Fructose and Intolerance
Fructose is a common sugar, found naturally in fruits and some vegetables. It is one of three basic sugars that are found naturally in our foods. Most sweeteners, white sugar, raw sugar, honey and others are made mostly of sucrose, which includes one unit of fructose and one of glucose. In other words, fructose is just about everywhere. If a food has sugar in it, it likely contains fructose.

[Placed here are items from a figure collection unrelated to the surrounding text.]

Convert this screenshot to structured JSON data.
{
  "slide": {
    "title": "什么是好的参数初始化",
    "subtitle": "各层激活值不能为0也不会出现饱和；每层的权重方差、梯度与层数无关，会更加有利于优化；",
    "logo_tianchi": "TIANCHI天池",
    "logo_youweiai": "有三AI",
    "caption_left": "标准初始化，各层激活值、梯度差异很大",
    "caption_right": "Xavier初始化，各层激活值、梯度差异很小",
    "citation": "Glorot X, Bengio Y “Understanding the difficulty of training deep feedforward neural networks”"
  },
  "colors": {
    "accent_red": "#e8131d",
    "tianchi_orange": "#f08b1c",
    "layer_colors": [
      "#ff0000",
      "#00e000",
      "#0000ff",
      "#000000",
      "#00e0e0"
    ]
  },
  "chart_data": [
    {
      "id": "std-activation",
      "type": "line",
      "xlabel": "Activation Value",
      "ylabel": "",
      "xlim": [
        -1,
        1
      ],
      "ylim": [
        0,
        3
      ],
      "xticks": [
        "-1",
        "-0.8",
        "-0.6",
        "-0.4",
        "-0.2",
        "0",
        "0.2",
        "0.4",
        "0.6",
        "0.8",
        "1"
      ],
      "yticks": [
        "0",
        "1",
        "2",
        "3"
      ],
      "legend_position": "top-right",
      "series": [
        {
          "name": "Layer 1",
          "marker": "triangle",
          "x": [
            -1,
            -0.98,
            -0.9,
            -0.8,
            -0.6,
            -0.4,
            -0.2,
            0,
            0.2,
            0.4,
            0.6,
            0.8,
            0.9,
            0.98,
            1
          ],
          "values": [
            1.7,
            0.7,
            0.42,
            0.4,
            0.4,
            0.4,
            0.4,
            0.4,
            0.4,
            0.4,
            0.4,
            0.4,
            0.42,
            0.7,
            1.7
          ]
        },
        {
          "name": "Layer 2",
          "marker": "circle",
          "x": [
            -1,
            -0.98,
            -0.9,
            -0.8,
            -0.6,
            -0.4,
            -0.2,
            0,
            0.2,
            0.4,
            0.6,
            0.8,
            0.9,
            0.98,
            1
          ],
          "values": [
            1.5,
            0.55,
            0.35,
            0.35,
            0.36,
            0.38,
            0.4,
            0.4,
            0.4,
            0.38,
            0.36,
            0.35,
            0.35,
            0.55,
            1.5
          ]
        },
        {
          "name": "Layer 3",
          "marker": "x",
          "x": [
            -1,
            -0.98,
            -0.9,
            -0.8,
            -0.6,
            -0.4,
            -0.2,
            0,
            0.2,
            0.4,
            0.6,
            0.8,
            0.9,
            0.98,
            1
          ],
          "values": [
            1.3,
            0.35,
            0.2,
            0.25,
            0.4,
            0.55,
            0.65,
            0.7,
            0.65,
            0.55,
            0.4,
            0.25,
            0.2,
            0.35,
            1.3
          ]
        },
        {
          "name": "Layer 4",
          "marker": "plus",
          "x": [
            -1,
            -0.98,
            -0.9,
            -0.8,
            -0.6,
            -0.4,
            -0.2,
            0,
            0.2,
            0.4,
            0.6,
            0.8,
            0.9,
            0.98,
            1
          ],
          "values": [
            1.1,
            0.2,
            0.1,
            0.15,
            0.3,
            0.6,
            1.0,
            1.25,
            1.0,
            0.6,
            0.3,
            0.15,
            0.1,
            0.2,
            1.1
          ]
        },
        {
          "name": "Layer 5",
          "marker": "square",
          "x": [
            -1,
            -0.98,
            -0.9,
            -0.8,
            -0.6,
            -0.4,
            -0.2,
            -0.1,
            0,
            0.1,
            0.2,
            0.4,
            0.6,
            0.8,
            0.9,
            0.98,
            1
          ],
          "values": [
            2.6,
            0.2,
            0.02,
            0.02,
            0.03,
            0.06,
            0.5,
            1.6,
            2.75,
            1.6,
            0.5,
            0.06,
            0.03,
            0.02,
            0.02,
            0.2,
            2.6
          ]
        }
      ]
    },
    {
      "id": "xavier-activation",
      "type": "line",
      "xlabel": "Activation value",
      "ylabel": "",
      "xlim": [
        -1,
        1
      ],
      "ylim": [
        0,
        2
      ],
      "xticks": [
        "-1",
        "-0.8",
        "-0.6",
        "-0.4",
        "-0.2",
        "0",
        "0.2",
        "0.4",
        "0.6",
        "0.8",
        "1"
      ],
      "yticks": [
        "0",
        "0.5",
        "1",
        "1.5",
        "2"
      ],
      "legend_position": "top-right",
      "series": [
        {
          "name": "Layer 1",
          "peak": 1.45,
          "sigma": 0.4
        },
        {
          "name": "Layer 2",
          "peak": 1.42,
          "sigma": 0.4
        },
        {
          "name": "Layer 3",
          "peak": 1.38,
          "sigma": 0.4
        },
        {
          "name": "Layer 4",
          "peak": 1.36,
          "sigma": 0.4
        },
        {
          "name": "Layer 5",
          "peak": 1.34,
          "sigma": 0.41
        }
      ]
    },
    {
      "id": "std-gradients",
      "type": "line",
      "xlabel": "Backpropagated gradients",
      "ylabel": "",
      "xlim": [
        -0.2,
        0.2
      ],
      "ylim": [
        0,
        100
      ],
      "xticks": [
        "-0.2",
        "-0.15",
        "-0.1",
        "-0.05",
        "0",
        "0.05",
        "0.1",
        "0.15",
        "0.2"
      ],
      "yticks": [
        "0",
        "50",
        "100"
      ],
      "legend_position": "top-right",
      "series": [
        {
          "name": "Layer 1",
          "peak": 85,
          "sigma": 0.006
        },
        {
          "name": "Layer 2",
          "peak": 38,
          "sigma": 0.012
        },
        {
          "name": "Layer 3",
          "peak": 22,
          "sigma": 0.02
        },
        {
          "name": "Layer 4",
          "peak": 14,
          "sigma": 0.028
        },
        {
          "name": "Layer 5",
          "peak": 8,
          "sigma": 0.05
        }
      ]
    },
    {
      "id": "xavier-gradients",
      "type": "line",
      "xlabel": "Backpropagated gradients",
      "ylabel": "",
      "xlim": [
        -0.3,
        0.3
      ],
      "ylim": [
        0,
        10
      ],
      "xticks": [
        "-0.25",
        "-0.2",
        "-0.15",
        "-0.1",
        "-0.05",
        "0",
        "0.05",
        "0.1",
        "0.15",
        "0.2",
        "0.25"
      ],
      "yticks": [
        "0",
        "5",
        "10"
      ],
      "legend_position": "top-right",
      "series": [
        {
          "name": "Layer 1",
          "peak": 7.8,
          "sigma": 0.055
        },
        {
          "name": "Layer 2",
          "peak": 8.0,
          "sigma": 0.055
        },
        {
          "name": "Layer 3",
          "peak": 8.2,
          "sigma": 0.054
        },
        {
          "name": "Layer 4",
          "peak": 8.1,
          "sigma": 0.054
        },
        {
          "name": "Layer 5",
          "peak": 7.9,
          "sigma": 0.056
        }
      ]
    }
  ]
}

For someone with hereditary fructose intolerance, digesting this sugar is impossible. They lack the enzyme that is needed to break it down and digest it. We know that this condition is hereditary, but it isn’t common. Estimates are that about one in 20,000 to 30,000 people have it. If both parents have the gene for fructose intolerance, each of their children will have a 25 percent chance of having the condition.
Symptoms of Fructose Intolerance in Infants
This hereditary condition is present immediately in infants, but the symptoms may not appear until he or she starts eating formula or other kinds of food. The signs in an infant include vomiting, poor feeding, difficulty eating fruits or high-sugar foods, sleepiness, convulsions, jaundice and irritability. Because the condition is not very common and the symptoms overlap with others, it is easy to misdiagnose fructose intolerance as a food allergy or as gastroesophageal reflux.
Tests for Hereditary Fructose Intolerance
Unlike food allergies, there are definite tests that can conclusively confirm a child has this condition. Blood sugar tests, enzyme tests, genetic tests and tests of the function of the kidneys and liver can all help a doctor confirm if an infant has or does not have fructose intolerance. Evidence from physical examinations that may indicate testing is necessary includes jaundice and an enlarged liver.
The Consequences of Leaving Fructose Intolerance Untreated
It can be tough to come to the right diagnosis with hereditary fructose intolerance. An infant can’t tell you how fruit makes him feel, and the symptoms of this condition look a lot like those of other more common problems, particularly food allergies. Making a diagnosis is crucial, though, because the complications from the condition can be very serious:
- Low blood sugar
- Liver failure
Treating Fructose Intolerance
Treating hereditary fructose intolerance is very much like treating a food allergy. Avoidance of fructose is the only way to treat it. The complications can be treated in other ways, but the only way to avoid getting sick or having complications is to keep fructose out of the diet. Naturally, this isn’t easy, but fructose and sucrose, which contains fructose, can be replaced with other sugars. These include maltose and glucose.
If you suspect your child has this condition, you need to see your pediatrician as soon as possible for testing. An early diagnosis gives a child the best possible chance of avoiding complications, some of which can cause lifelong health problems. For most children, this condition can be successfully controlled by avoiding fructose. In very rare cases a child may develop a severe form of liver disease that can’t be reversed even by removing fructose from the diet.
If you do find out your child has hereditary fructose intolerance, you can help him thrive by making sure he has the right diet. Avoiding fructose can be challenging, so ask your pediatrician for a referral to a dietician who can help you figure out what your child can and cannot eat. If you take the right steps and get the diagnosis early, your child can most likely go on to live a normal life, just with a special diet.